🤖 AI Summary
Existing text input methods in extended reality (XR) suffer from low efficiency and high cognitive load, falling short of the performance offered by physical keyboards or touchscreens. This work proposes a novel input paradigm that integrates eye-gaze-based swipe gestures with sustained pinch-hand gestures. By incorporating language modeling during swiping, an in-gesture cancellation mechanism, a low-latency decoder, and spatiotemporal dynamic time warping, the system achieves high accuracy while substantially improving input speed.
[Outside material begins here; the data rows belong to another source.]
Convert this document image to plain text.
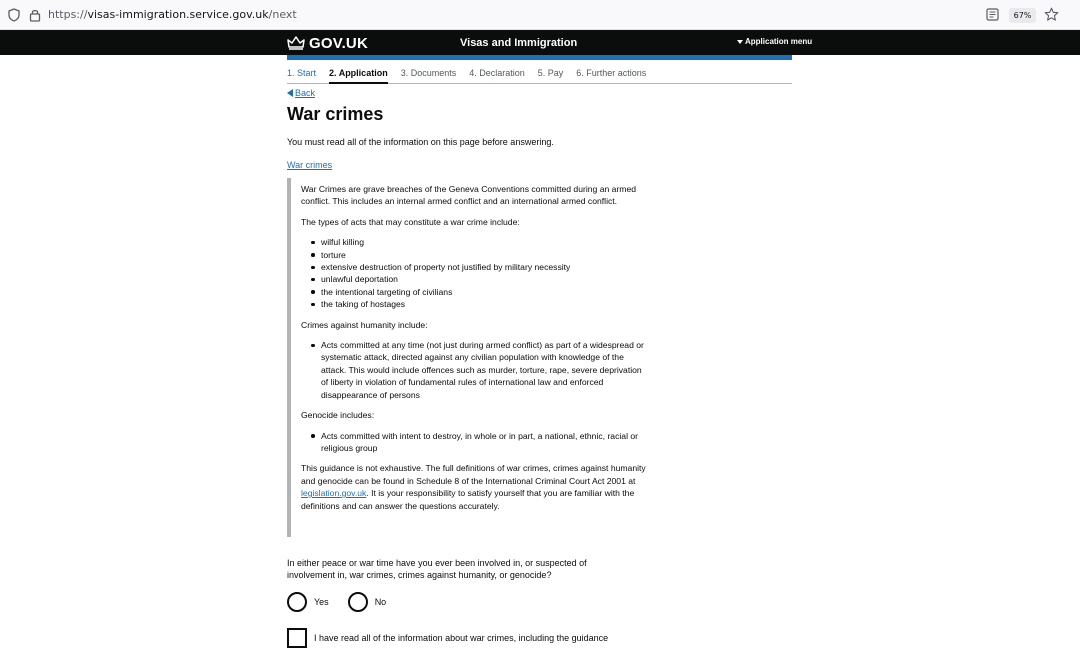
https://visas-immigration.service.gov.uk/next	67%
GOV.UK	Visas and Immigration	Application menu
1. Start 2. Application 3. Documents 4. Declaration 5. Pay 6. Further actions
Back
War crimes

You must read all of the information on this page before answering.

War crimes

War Crimes are grave breaches of the Geneva Conventions committed during an armed conflict. This includes an internal armed conflict and an international armed conflict.

The types of acts that may constitute a war crime include:

wilful killing
torture
extensive destruction of property not justified by military necessity
unlawful deportation
the intentional targeting of civilians
the taking of hostages

Crimes against humanity include:

Acts committed at any time (not just during armed conflict) as part of a widespread or systematic attack, directed against any civilian population with knowledge of the attack. This would include offences such as murder, torture, rape, severe deprivation of liberty in violation of fundamental rules of international law and enforced disappearance of persons

Genocide includes:

Acts committed with intent to destroy, in whole or in part, a national, ethnic, racial or religious group

This guidance is not exhaustive. The full definitions of war crimes, crimes against humanity and genocide can be found in Schedule 8 of the International Criminal Court Act 2001 at legislation.gov.uk. It is your responsibility to satisfy yourself that you are familiar with the definitions and can answer the questions accurately.

In either peace or war time have you ever been involved in, or suspected of involvement in, war crimes, crimes against humanity, or genocide?

Yes	No
I have read all of the information about war crimes, including the guidance
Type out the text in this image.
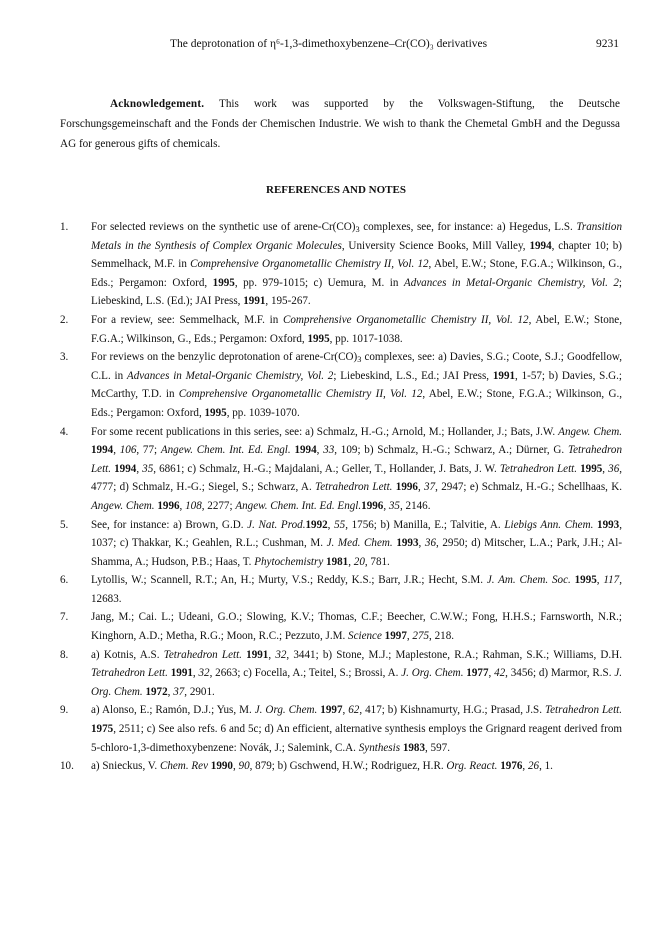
The deprotonation of η⁶-1,3-dimethoxybenzene–Cr(CO)₃ derivatives	9231
Acknowledgement. This work was supported by the Volkswagen-Stiftung, the Deutsche Forschungsgemeinschaft and the Fonds der Chemischen Industrie. We wish to thank the Chemetal GmbH and the Degussa AG for generous gifts of chemicals.
REFERENCES AND NOTES
1. For selected reviews on the synthetic use of arene-$Cr(CO)_3$ complexes, see, for instance: a) Hegedus, L.S. Transition Metals in the Synthesis of Complex Organic Molecules, University Science Books, Mill Valley, 1994, chapter 10; b) Semmelhack, M.F. in Comprehensive Organometallic Chemistry II, Vol. 12, Abel, E.W.; Stone, F.G.A.; Wilkinson, G., Eds.; Pergamon: Oxford, 1995, pp. 979-1015; c) Uemura, M. in Advances in Metal-Organic Chemistry, Vol. 2; Liebeskind, L.S. (Ed.); JAI Press, 1991, 195-267.
2. For a review, see: Semmelhack, M.F. in Comprehensive Organometallic Chemistry II, Vol. 12, Abel, E.W.; Stone, F.G.A.; Wilkinson, G., Eds.; Pergamon: Oxford, 1995, pp. 1017-1038.
3. For reviews on the benzylic deprotonation of arene-$Cr(CO)_3$ complexes, see: a) Davies, S.G.; Coote, S.J.; Goodfellow, C.L. in Advances in Metal-Organic Chemistry, Vol. 2; Liebeskind, L.S., Ed.; JAI Press, 1991, 1-57; b) Davies, S.G.; McCarthy, T.D. in Comprehensive Organometallic Chemistry II, Vol. 12, Abel, E.W.; Stone, F.G.A.; Wilkinson, G., Eds.; Pergamon: Oxford, 1995, pp. 1039-1070.
4. For some recent publications in this series, see: a) Schmalz, H.-G.; Arnold, M.; Hollander, J.; Bats, J.W. Angew. Chem. 1994, 106, 77; Angew. Chem. Int. Ed. Engl. 1994, 33, 109; b) Schmalz, H.-G.; Schwarz, A.; Dürner, G. Tetrahedron Lett. 1994, 35, 6861; c) Schmalz, H.-G.; Majdalani, A.; Geller, T., Hollander, J. Bats, J. W. Tetrahedron Lett. 1995, 36, 4777; d) Schmalz, H.-G.; Siegel, S.; Schwarz, A. Tetrahedron Lett. 1996, 37, 2947; e) Schmalz, H.-G.; Schellhaas, K. Angew. Chem. 1996, 108, 2277; Angew. Chem. Int. Ed. Engl.1996, 35, 2146.
5. See, for instance: a) Brown, G.D. J. Nat. Prod.1992, 55, 1756; b) Manilla, E.; Talvitie, A. Liebigs Ann. Chem. 1993, 1037; c) Thakkar, K.; Geahlen, R.L.; Cushman, M. J. Med. Chem. 1993, 36, 2950; d) Mitscher, L.A.; Park, J.H.; Al-Shamma, A.; Hudson, P.B.; Haas, T. Phytochemistry 1981, 20, 781.
6. Lytollis, W.; Scannell, R.T.; An, H.; Murty, V.S.; Reddy, K.S.; Barr, J.R.; Hecht, S.M. J. Am. Chem. Soc. 1995, 117, 12683.
7. Jang, M.; Cai. L.; Udeani, G.O.; Slowing, K.V.; Thomas, C.F.; Beecher, C.W.W.; Fong, H.H.S.; Farnsworth, N.R.; Kinghorn, A.D.; Metha, R.G.; Moon, R.C.; Pezzuto, J.M. Science 1997, 275, 218.
8. a) Kotnis, A.S. Tetrahedron Lett. 1991, 32, 3441; b) Stone, M.J.; Maplestone, R.A.; Rahman, S.K.; Williams, D.H. Tetrahedron Lett. 1991, 32, 2663; c) Focella, A.; Teitel, S.; Brossi, A. J. Org. Chem. 1977, 42, 3456; d) Marmor, R.S. J. Org. Chem. 1972, 37, 2901.
9. a) Alonso, E.; Ramón, D.J.; Yus, M. J. Org. Chem. 1997, 62, 417; b) Kishnamurty, H.G.; Prasad, J.S. Tetrahedron Lett. 1975, 2511; c) See also refs. 6 and 5c; d) An efficient, alternative synthesis employs the Grignard reagent derived from 5-chloro-1,3-dimethoxybenzene: Novák, J.; Salemink, C.A. Synthesis 1983, 597.
10. a) Snieckus, V. Chem. Rev 1990, 90, 879; b) Gschwend, H.W.; Rodriguez, H.R. Org. React. 1976, 26, 1.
User studies demonstrate that participants reached a peak typing rate of 64.7 words per minute after 30 training sessions—significantly outperforming conventional key-by-key selection, finger-tap-only, and hand-swipe-only approaches. Moreover, users reported strong preference for the method and exhibited durable learning effects over time.
📝 Abstract
Despite steady progress, text entry in Extended Reality (XR) often remains slower and more effortful than typing on a physical keyboard or touchscreen. We explore a simple idea: use gaze to swipe through a virtual keyboard for the fast, low-effort where and a manual pinch held throughout the swipe for the when, extending and validating it through a series of user studies. We first show that a basic version including a low-latency decoder with spatiotemporal Dynamic Time Warping and fixation filtering outperforms selecting individual keys sequentially, either by finger tapping each or gazing at each while pinching. We then add mid-swipe prediction and in-gesture cancellation, improving words per minute (WPM) without hurting accuracy. We show that this approach is faster and more preferred than previous gaze-swipe approaches, finger tapping with prediction, or hand swiping with the same additions. Furthermore, a seven-day, 30-session study demonstrates sustained learning, with peak performance reaching 64.7 WPM.